The tactic of drawing parallels between the struggles of early Asian immigrants and those of modern same-sex couples proved effective. By the time we submitted the amicus brief in September 2007, we had rallied 63 Asian American organizations in support of marriage equality. These included many of the largest and most prominent Asian American civil rights advocacy organizations, bar associations, social service providers, and represented the broad diversity of Asian America (e.g., Chinese, Filipino, Japanese, Korean, South Asian and Southeast Asian).

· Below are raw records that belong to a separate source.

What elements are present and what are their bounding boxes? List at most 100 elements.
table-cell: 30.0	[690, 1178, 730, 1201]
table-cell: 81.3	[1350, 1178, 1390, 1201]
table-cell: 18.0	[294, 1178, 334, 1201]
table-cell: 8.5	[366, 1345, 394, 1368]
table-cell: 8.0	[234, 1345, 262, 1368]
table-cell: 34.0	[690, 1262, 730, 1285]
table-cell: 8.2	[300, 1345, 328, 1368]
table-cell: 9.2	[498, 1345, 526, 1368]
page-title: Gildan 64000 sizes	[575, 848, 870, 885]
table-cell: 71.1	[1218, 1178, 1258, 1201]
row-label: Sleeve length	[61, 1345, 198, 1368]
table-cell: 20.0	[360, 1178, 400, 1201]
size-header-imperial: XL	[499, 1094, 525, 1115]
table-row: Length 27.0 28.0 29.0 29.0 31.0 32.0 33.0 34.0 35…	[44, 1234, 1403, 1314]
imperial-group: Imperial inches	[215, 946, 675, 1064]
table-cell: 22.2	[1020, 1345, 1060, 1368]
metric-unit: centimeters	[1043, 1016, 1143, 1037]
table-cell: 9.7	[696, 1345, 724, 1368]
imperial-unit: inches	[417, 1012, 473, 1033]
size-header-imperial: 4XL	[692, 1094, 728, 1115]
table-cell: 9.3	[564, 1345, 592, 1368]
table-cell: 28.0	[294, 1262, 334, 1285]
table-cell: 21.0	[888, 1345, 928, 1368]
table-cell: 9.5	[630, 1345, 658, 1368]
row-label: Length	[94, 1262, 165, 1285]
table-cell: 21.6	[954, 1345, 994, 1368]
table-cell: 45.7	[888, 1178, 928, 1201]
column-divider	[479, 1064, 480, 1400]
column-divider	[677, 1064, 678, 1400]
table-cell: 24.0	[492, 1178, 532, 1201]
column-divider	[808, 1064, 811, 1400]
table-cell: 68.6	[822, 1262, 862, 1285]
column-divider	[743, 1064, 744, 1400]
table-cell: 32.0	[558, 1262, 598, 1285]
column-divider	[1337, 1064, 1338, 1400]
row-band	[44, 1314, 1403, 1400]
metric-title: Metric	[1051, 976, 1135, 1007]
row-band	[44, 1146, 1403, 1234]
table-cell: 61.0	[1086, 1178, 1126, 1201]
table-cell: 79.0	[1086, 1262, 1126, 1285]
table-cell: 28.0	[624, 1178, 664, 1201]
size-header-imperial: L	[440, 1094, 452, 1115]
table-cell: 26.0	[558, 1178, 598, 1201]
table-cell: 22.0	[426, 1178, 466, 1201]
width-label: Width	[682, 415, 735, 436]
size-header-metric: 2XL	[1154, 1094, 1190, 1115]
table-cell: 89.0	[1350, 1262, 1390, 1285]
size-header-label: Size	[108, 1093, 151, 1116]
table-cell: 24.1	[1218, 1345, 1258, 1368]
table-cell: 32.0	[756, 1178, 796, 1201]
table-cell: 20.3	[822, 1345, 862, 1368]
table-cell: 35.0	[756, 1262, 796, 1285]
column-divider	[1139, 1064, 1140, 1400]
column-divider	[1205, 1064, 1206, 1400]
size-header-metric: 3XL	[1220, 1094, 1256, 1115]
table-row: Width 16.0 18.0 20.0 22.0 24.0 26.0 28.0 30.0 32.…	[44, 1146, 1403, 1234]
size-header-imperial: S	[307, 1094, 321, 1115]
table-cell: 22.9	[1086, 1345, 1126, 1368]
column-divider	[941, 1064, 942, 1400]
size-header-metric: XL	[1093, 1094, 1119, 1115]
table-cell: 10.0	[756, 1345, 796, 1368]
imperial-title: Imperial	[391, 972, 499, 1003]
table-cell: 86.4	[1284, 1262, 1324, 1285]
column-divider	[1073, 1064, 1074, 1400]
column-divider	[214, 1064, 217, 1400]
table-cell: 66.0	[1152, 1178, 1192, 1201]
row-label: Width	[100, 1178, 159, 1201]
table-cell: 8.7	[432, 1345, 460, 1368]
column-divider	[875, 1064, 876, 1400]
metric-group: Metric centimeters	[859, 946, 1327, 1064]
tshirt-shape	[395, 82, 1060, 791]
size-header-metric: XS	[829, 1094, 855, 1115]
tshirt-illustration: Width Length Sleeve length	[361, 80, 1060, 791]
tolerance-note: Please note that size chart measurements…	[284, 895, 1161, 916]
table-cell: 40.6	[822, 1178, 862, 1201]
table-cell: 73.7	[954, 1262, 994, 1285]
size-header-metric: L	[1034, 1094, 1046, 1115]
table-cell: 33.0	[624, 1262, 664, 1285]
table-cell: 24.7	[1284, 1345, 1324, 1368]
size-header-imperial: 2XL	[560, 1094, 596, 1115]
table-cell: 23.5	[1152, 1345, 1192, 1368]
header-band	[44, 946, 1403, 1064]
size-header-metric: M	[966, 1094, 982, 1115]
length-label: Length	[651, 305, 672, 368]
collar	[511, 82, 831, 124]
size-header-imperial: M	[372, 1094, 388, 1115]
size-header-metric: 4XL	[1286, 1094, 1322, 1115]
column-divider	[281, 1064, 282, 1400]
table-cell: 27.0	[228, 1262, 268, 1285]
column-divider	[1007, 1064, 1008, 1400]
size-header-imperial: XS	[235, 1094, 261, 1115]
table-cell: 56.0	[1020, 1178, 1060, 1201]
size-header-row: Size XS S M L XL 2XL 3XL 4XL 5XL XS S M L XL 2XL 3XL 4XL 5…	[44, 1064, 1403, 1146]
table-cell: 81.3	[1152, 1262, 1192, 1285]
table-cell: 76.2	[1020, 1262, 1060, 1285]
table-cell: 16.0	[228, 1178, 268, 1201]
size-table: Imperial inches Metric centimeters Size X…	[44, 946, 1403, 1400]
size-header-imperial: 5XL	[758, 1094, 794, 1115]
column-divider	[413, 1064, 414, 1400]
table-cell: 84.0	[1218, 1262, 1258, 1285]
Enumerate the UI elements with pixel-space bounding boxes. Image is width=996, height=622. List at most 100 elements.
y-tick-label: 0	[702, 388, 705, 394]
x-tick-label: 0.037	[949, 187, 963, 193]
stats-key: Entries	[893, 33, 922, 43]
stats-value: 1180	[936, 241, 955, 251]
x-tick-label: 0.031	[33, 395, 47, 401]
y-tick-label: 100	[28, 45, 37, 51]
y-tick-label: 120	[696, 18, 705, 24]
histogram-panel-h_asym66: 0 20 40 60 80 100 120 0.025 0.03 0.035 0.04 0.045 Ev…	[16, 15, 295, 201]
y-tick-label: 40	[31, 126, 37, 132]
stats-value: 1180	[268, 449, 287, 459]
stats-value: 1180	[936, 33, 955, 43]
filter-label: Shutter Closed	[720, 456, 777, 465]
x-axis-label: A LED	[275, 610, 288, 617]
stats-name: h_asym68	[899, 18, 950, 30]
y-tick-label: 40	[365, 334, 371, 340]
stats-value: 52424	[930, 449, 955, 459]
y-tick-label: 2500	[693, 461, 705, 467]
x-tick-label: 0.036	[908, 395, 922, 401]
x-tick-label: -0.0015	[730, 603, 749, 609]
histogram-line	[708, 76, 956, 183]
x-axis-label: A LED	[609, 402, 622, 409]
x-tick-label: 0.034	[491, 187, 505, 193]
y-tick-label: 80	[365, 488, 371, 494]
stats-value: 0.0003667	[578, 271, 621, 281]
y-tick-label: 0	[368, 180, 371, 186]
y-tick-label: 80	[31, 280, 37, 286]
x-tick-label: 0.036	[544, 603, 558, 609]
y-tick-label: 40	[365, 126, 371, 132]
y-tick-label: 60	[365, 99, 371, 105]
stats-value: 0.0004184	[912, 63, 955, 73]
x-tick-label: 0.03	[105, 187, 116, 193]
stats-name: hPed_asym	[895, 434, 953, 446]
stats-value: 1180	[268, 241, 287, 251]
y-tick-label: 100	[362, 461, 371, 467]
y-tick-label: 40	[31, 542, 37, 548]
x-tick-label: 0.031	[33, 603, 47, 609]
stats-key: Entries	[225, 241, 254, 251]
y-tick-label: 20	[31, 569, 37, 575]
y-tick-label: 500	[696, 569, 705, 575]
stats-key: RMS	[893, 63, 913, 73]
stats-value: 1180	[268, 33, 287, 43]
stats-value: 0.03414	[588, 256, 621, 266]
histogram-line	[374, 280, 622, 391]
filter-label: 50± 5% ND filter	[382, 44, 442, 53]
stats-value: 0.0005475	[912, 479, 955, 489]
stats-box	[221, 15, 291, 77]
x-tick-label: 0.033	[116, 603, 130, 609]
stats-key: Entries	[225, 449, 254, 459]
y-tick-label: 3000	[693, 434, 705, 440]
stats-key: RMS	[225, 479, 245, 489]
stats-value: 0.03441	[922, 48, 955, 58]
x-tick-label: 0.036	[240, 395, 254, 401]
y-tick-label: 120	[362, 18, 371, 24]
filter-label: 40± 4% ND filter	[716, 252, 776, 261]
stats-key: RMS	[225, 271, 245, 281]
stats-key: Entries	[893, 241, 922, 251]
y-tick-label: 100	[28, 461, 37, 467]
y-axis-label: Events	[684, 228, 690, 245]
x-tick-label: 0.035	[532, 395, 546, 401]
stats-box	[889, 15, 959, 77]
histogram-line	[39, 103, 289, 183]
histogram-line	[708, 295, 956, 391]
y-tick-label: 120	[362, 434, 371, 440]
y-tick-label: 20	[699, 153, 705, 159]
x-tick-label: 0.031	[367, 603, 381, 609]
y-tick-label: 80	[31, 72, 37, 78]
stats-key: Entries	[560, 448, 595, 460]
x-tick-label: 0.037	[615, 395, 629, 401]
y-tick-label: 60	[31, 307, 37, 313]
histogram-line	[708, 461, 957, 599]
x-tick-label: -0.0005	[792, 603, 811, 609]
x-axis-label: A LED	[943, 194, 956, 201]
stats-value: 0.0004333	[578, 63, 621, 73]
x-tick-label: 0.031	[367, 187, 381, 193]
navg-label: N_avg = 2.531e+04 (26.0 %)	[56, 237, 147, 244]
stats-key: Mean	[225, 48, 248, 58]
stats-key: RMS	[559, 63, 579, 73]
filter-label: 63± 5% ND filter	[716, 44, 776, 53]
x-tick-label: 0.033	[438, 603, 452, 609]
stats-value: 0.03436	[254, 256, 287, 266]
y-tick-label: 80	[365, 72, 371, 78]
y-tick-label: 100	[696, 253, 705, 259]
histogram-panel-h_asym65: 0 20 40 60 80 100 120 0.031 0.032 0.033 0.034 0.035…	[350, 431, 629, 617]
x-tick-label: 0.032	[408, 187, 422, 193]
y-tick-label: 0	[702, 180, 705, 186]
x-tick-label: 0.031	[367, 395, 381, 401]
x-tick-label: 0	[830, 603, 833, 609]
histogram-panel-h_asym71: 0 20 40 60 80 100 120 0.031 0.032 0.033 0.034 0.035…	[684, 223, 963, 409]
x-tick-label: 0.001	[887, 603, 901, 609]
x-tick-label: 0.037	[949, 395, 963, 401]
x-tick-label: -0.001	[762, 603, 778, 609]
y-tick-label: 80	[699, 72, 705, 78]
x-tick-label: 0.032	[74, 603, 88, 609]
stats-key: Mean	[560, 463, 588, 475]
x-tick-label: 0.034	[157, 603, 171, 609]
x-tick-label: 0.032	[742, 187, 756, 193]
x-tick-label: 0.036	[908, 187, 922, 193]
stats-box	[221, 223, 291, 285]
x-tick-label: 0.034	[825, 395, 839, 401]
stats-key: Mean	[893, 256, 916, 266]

Garnering the support of these groups advanced the issue of marriage equality within the Asian American community in several ways. First, focusing on the connection between Asian American and LGBT communities gave non-LGBT Asian American groups an opportunity to publicly “come out” in support of the LGBT community. For some groups, our request to support the amicus brief initiated complex conversations about the issue of marriage equality and the meaning of “civil rights” for an Asian American organization. Some who were not able to endorse the brief earlier did later voice public support for marriage equality.
Second, we successfully drew both mainstream and Asian-language media attention to our brief, expanding the influence of our message to a larger segment of the Asian American community. On the day we filed the brief, we held two simultaneous press conferences in San Francisco and Los Angeles, featuring diverse Asian American community leaders speaking about their support for marriage equality for same-sex couples.
With the California Supreme Court ruling in favor of marriage equality in May 2008, and Proposition 8 (Prop 8), which challenged the basis for the ruling, qualifying for the November 2008 election—the groundwork laid by the amicus brief proved invaluable in subsequent marriage equality advocacy.
But the biggest legacy of the organizing in the Asian American community is the impact on views about marriage equality in the community. Prop 8 narrowly passed in 2008, and an exit poll conducted by Advancing Justice-LA found that Asian Americans in Southern California voted similarly to voters overall. However, in the years leading up to Prop 8, support for marriage equality shifted more rapidly in Asian American communities than in the general population.
In March 2000, California voters considered Proposition 22, an earlier ballot initiative to statutorily prohibit California from recognizing marriage between same-sex partners. In the eight years between Prop 22 and Prop 8, California made remarkable strides in building support for marriage equality, with the gulf between voters who supported and opposed marriage equality narrowing from 15 points (58 vs. 43 percent) to only four points (52 vs. 48 percent), during less than a decade. Asian Americans made an even greater shift during the same period of time—tumbling from a 36-point margin (68 vs. 32 percent) to eight points (54 vs. 46 percent).
While many factors contributed to this change, I believe the organizing efforts of groups like API Equality-LA and Advancing Justice-LA had a clear impact. By drawing a direct line between the experiences of Asian immigrants a century earlier and modern-day gay and lesbian couples, we made a compelling argument for marriage equality that our community could not ignore. When the U.S. Supreme Court ruled in favor of the freedom to marry in Obergefell v. Hodges, Asian Americans were among the most vocal and joyous celebrants, thrilled by the historic legal victory and the dismantling of a barrier to social integration that our own community knew too well.